Wie aus dem Grundgesetz folgt, besteht der Spielraum der Gemeinden zur Regelung ihrer Belange nur im Rahmen der Gesetze, ein weiter Spielraum besteht nur insoweit, als Gesetze nicht verletzt werden. Die Verpflichtung zu Wirtschaftlichkeit und Sparsamkeit ist jedoch Teil des gesetzlichen Rahmens, der Spielraum endet also da, wo diese Verpflichtung verletzt wird.
Neben dem Gestaltungsspielraum der Gemeinden im Rahmen der Gesetze besteht hinsichtlich der Verpflichtung zu Wirtschaftlichkeit und Sparsamkeit ein weiterer Spielraum, das ist ein Beurteilungsspielraum, welche Lösung aus mehreren als wirtschaftlich und sparsam zu bewerten ist. Dieser Spielraum muss insbesondere dann eng interpretiert werden, wenn seine Nutzung zur Einschränkung von Grundrechten wie der Garantie des Eigentums führt.
Bei Finanzierung von Aufwendungen der Gemeinden durch Umlegung auf die Bürger über Beitragsbescheide ist zu beachten, dass ein kleines Gremium über den (indirekten) Transfer von Eigentum der Bürger an planende und ausführende Unternehmen entscheidet. Gerade wenn es sich um hohe Investitionssummen handelt und somit viel Geld bewegt und verteilt wird, kann das begünstigen, dass Partialinteressen der Entscheidenden über die Interessen der Gemeinschaft gestellt werden – bis hin zu Provisionen oder Schmiergeldzahlungen an Personen, die die Entscheidung vorbereiten oder treffen. Es besteht also ein erhöhtes Risiko für Straftaten, wie beispielsweise Untreue gemäß §266 StGB. Auch zur Vermeidung entsprechender Risiken ist eine enge Interpretation des Beurteilungsspielraums bezüglich Erfüllung der Verpflichtung zu Wirtschaftlichkeit und Sparsamkeit zwingend – je weiter eine Maßnahme von der wirtschaftlichsten und sparsamsten Lösung abweicht, je höher die Kosten einer Maßnahme steigen, desto größer wird das Risiko rechtswidriger Handlungen der Entscheidungsgremien, da umso mehr Eigentum der Bürger jenseits des erforderlichen Minimums verteilt wird.

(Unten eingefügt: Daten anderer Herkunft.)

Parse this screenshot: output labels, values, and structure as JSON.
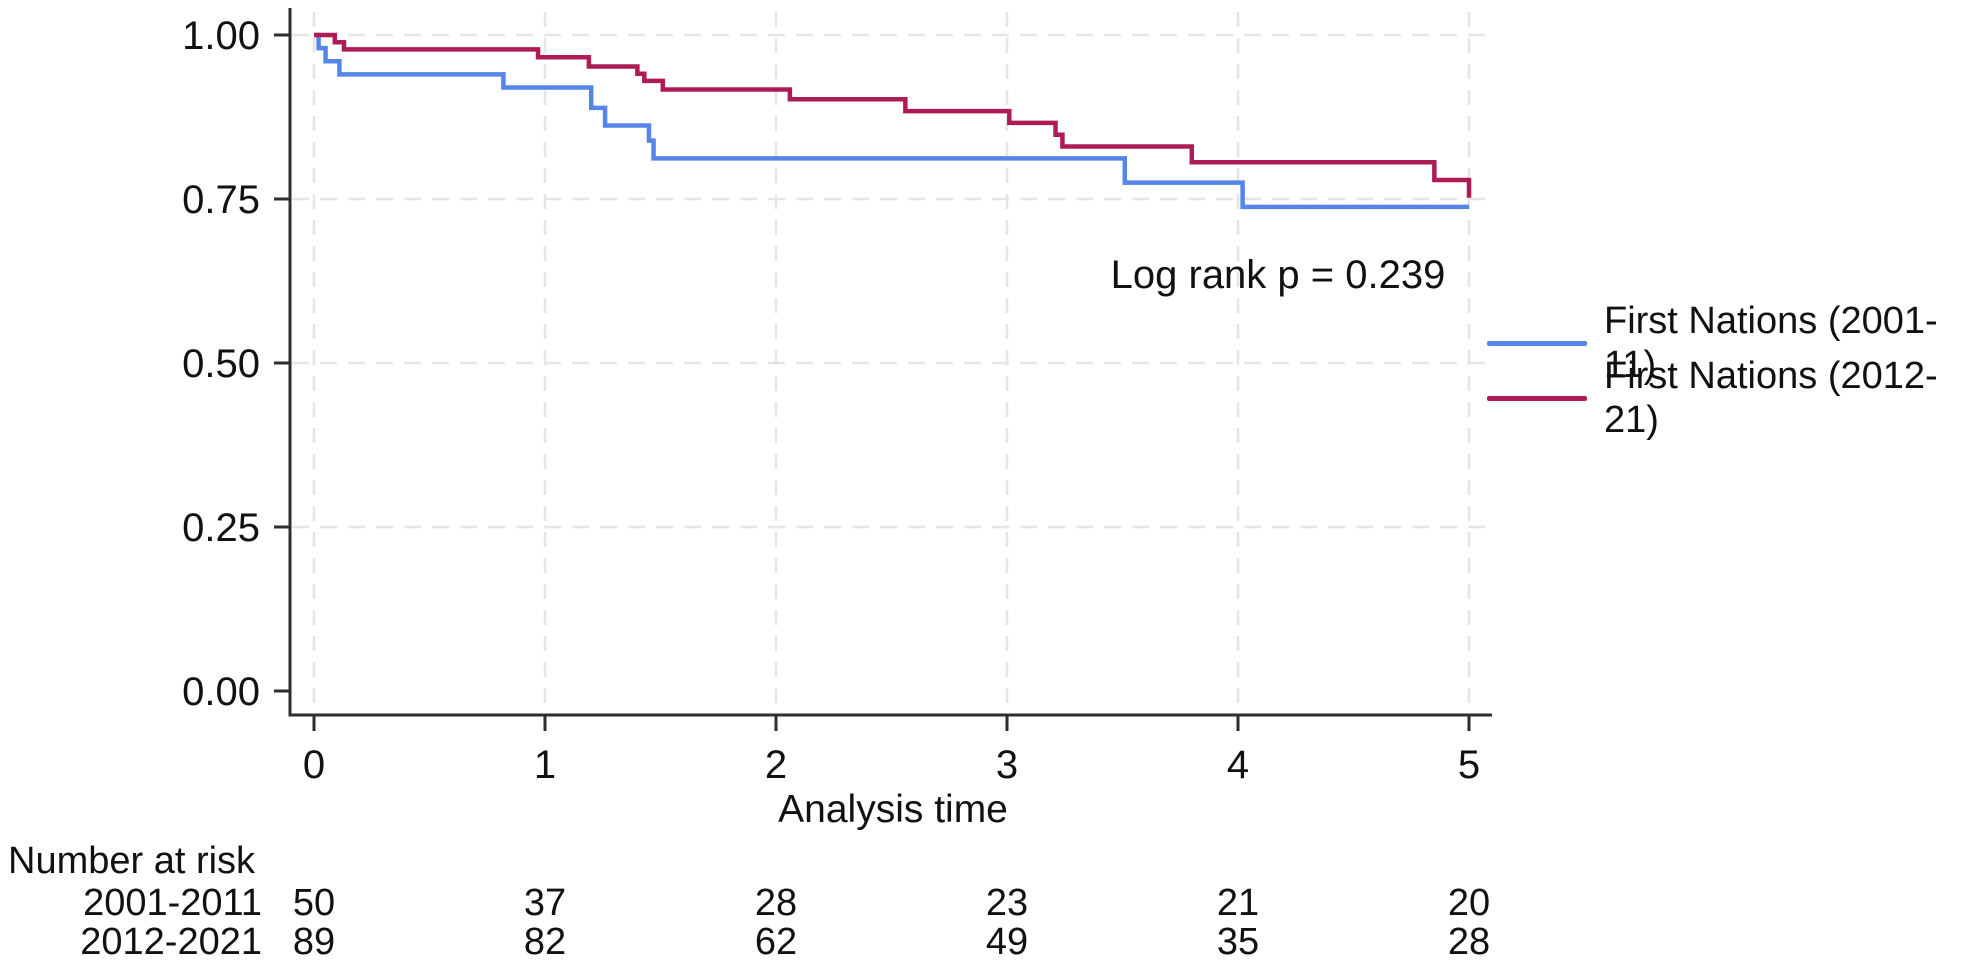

Darüber hinaus ist Voraussetzung für die Geltendmachung eines Beurteilungsspielraums, dass die gesamte Breite möglicher Lösungen hinsichtlich ihrer Wirtschaftlichkeit und Sparsamkeit erfasst, beurteilt und bewertet wird. Diese Aufgaben müssen mit der gegebenen Sorgfalt behandelt werden. Dies ist jedoch im Rahmen der Entscheidung für den Bau der Wasserbehälter offensichtlich nicht erfolgt – eine gleichzeitig naheliegende und wesentlich wirtschaftlichere Lösung, die Versorgung des Verbrauchsnetzes direkt aus den Wasserbehältern an den Brunnen, wurde in keiner Form bewertet und verglichen. Auch wurden unterschiedliche Betriebsmodi der Behälterbefüllung und deren Einfluss auf das erforderliche Behältervolumen nach allem Anschein nicht untersucht. Damit erfüllt die Entscheidung nicht die Anforderungen zur Nutzung eines Beurteilungsspielraums, hält den nach dem Gebot der Wirtschaftlichkeit und Sparsamkeit gebotenen gesetzlichen Rahmen nicht ein.
Ein Berufen der Gemeindeorgane auf einen weiten Spielraum scheint mir im Licht dieser Betrachtungen als nicht angemessen/zulässig.